Of course, technology is always evolving and allowing filmmakers to do some pretty amazing things. I mean, have you seen the incredible stuff the BBC Nature crew has been up to (covered a while back on Moving Image Source)? You can see some of their amazing footage on the BBC Nature Video Collections site. Unfortunately I can’t embed these because I’m not in the UK, but here are links to a couple of my favorites. The first is a six month panning time-lapse of a woodland, and there’s a great documentary about how this was done at the end of the Life episode in which it is featured. My other favorite is of the Antarctic marine invertebrate scavengers. The incredible thing about this one is that it can help inform us about behaviors of these animals that would be hard for us see if we just sat around McMurdo Sound freezing our butts off. Here is one I found that I could embed, about tropical plants climbing to the forest canopy to get sunlight. Amazing!

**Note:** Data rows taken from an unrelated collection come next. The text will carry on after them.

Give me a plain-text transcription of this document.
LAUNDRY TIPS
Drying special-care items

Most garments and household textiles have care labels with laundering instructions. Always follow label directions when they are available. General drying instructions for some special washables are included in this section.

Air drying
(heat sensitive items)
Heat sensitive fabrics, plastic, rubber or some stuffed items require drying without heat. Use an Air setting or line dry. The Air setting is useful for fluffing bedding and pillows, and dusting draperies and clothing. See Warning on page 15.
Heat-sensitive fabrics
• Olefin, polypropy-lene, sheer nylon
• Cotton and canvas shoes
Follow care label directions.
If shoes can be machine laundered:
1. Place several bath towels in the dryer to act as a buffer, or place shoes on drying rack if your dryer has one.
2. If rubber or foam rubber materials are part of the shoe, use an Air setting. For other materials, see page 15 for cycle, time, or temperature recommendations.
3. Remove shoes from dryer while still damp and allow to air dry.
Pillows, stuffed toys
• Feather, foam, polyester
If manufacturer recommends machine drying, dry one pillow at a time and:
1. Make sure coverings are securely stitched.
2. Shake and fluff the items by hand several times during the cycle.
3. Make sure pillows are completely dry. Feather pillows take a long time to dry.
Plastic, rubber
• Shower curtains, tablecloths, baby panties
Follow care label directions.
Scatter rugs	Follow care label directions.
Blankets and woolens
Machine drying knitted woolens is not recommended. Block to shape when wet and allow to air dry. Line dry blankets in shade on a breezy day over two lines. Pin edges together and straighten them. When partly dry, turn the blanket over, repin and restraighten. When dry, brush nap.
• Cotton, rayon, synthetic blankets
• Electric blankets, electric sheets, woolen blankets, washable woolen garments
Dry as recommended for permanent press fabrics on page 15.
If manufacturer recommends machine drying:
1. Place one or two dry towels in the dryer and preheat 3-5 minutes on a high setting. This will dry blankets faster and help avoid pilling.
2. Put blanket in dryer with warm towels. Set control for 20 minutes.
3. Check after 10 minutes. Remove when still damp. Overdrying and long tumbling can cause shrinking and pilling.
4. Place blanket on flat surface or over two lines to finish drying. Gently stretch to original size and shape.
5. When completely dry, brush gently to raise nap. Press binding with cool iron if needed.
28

See why I put my humble little time-lapse before these? Incredible! You don’t even remember having watched mine after seeing those, now, do you? Hopefully, you can see why time-lapse is one of the most compelling media for educating others about biology. Time-lapse not only brings “slow” nature to life, but is also inherently impressive for the amount of time and energy it can take to produce a good one. You might also enjoy Wired Science’s Top 10 Time-Lapse Videos that Show Nature at Work or Mashable’s Nature in Time-Lapse: 10 Awe-Inspiring Videos. I hope you enjoy and share time-lapses that you’ve come across (leave a comment below with links to them!). Maybe you should also try making one yourself in whatever system you work on or enjoy. It’s very easy now with just a camera and either Mac or Windows movie software. A quick web search for “make time-lapse video” will result in plethora of tutorials and advice. Adventure Journal, for example, has a good article on making your own time-lapse videos. You can even use your iPhone! There’s a good tutorial on the iPhone app TimeLapse at Digital Urban. Go ahead…your video just might blow someone’s mind!
Happy Monday, everyone! Just wanted to report that there’s a great article in today’s PsiVid (on Scientific American Blogs) about Dr. Carin Bondar’s recent adventures at the ‘Science Film Workshop’ at Friday Harbor Laboratories on San Juan Island, Washington. For anyone interested in such endeavors, she reports that there are two upcoming fall 2011 classes in October and November at Friday Harbor Laboratories and the Vancouver Aquarium, respectively. I want to go!